The province will provide some $343 million in funding for agri-food research over the next five years under a new agreement with the Ontario Agri-Food Innovation Alliance.
The organization is a joint initiative between the Ministry of Agriculture, Food and Rural Affairs, the University of Guelph and the Agricultural Research Institute of Ontario.
The funding announced at an event March 16 in Guelph will help the university achieve success beyond training the next generation of talent, said Malcolm Campbell, UofG’s vice-president of research.
“It’s important to remember, universities are not merely glorified high schools, they’re not merely people that are providing knowledge to people, they’re creating knowledge. And they’re creating innovations. They’re creating technologies….We need to future-proof by creating the knowledge that is going to help us create those technologies, create that innovation, that help de-risk our future,” Campbell said.
The number of projects the program funds each year varies, while selection is based on merit and how well the project fits with Ontario Ministry of Food, Agriculture and Rural Affairs (OMAFRA) priorities.
“Ontario is fueling research that protects plant, animal and human health, while expanding opportunities for new businesses and thousands of jobs in our province’s agri-food sector,” said Kitchener-Conestoga MPP Mike Harris in a release following last week’s event.
Istvan Rajcan is a professor of plant agriculture and soybean researcher at the university whose research has been funded through the program. His work uses the plant’s genes to breed soybeans that are higher quality and more disease-resistant.
“So what we look at in our research program is to improve the new cultivars of soybeans for yield primarily because that’s what the farmers are paid for,” Rajcan said.
That’s different from what we normally think of when we hear the term GMO, Rajcan explained. While his research focuses on genes that are naturally occurring in soybeans, GMO research includes the addition of a gene that is not naturally found in the plant.
“So for example, the gene for resistance to glyphosate herbicide was isolated from a bacterium and then inserted into the soybean genome using the techniques of genetic modification that’s different – you’re bringing a foreign gene into the genetics of soybean and that’s considered genetically modified….That’s their market and we’re happily letting them do that job.” he added.
Along with working in a molecular lab, Rajcan and his team use three locations to grow crops to see how they react to different environments.

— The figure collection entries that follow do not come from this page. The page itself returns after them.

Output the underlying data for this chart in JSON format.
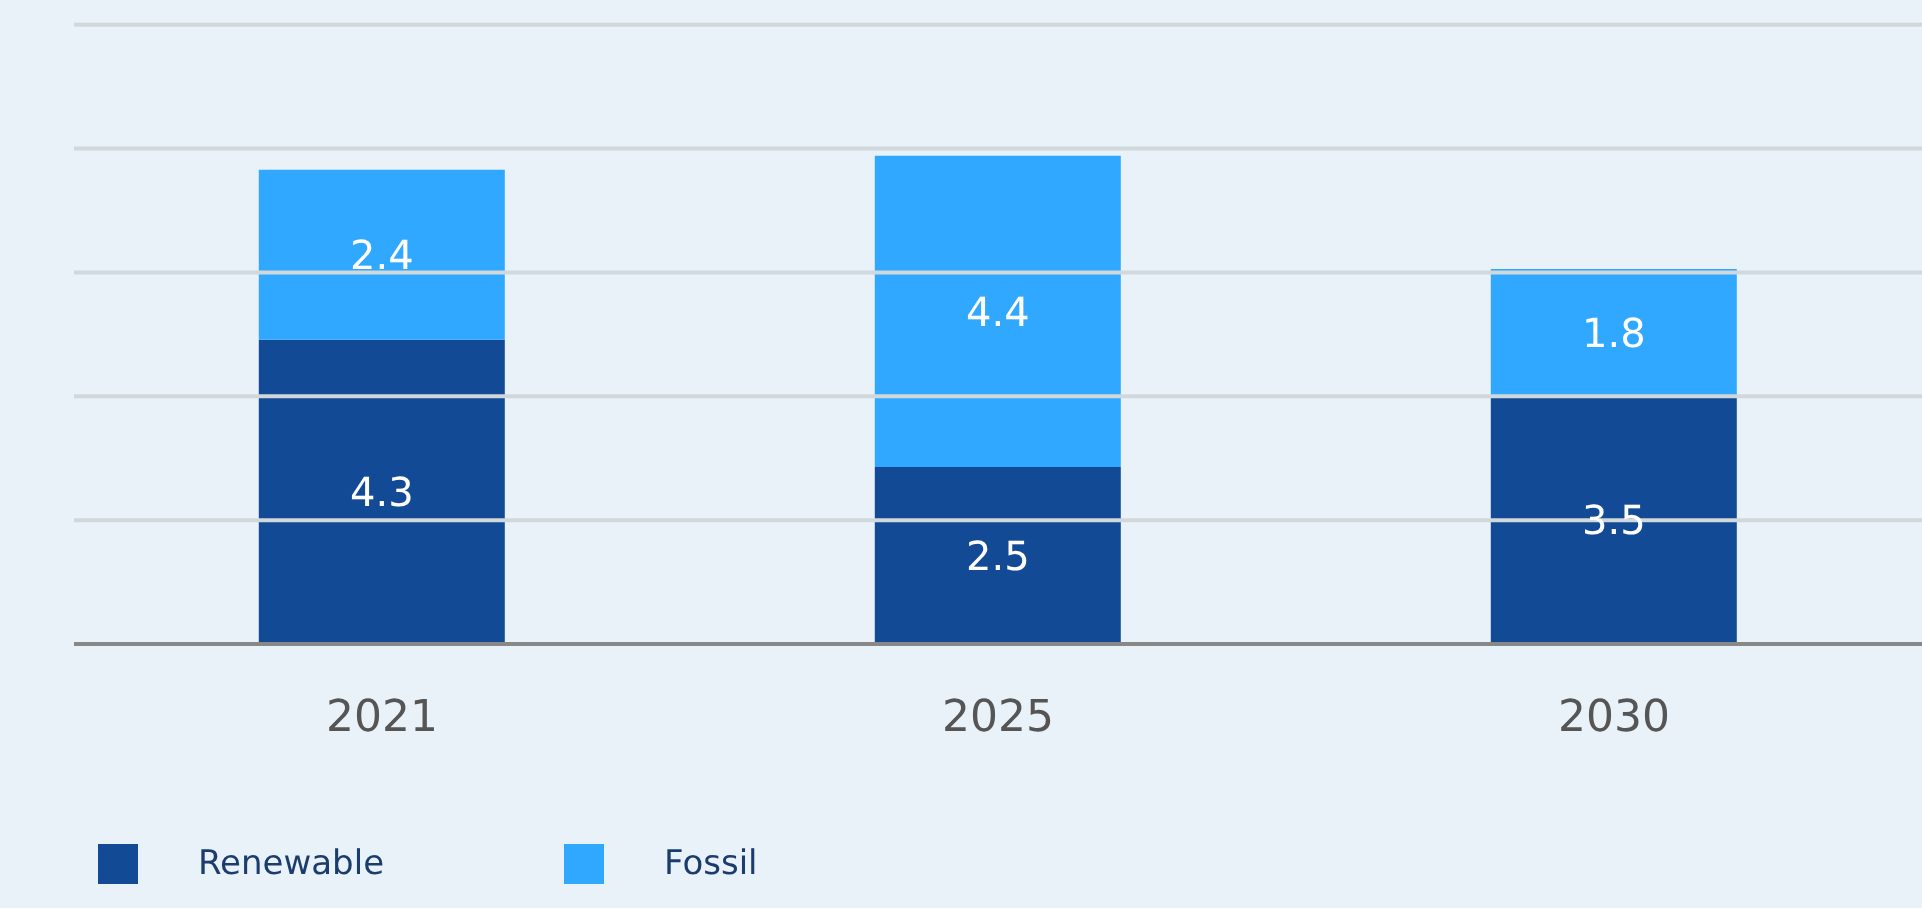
{
  "chart_data": {
    "type": "bar",
    "categories": [
      "2021",
      "2025",
      "2030"
    ],
    "stacked": true,
    "series": [
      {
        "name": "Renewable",
        "color": "#124a96",
        "values": [
          4.3,
          2.5,
          3.5
        ]
      },
      {
        "name": "Fossil",
        "color": "#31a8ff",
        "values": [
          2.4,
          4.4,
          1.8
        ]
      }
    ],
    "data_labels": true,
    "ylim": [
      0,
      9.1
    ],
    "yticks": [
      {
        "value": 0,
        "label": null
      },
      {
        "value": 1.75,
        "label": null
      },
      {
        "value": 3.5,
        "label": null
      },
      {
        "value": 5.25,
        "label": null
      },
      {
        "value": 7,
        "label": null
      },
      {
        "value": 8.75,
        "label": null
      }
    ],
    "tick_labels": "x",
    "grid": "y",
    "legend": "bottom left"
  }
}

That includes the Elora Research Station, the Woodstock Research Station and a farm near Stratford.
“We use several locations to assess their adaptation more widely, and that helps us decide what varieties will be grown, become new varieties and what genotypes will become new varieties in the future that farmers will want to grow,” Rajcan said.
Rajcan’s work has made a significant impact on the soybean market, Campbell said, noting about 50 per cent of all edible soybeans sold in Japan are grown in Canada.
“That is putting those varieties not only into the field, but onto consumers’ plates the world over. It gets made into tofu and into a variety of soybean products. That’s something as Canadians we should be immensely proud of – we’re not only feeding ourselves, but we’re providing a marketable product that feeds the world.”
The innovation alliance has 11 research priorities given to them by the ministry last August. Those include food safety, plant health, animal health, soil health, water quality, sustainable production, productive land capacity, competitiveness, product improvement, trade and sector growth, and strengthening rural communities.
Campbell said a lot more goes on behind the scenes in food production than consumers realize.
“We’re more aware of the latest version of the iPhone than we are of the latest version of the food that finds its way onto our plate that is more nutritious, more environmentally sustainable, that is fulfilling our nutritional needs while making sure that we’re addressing the challenging environmental times we find ourselves in.”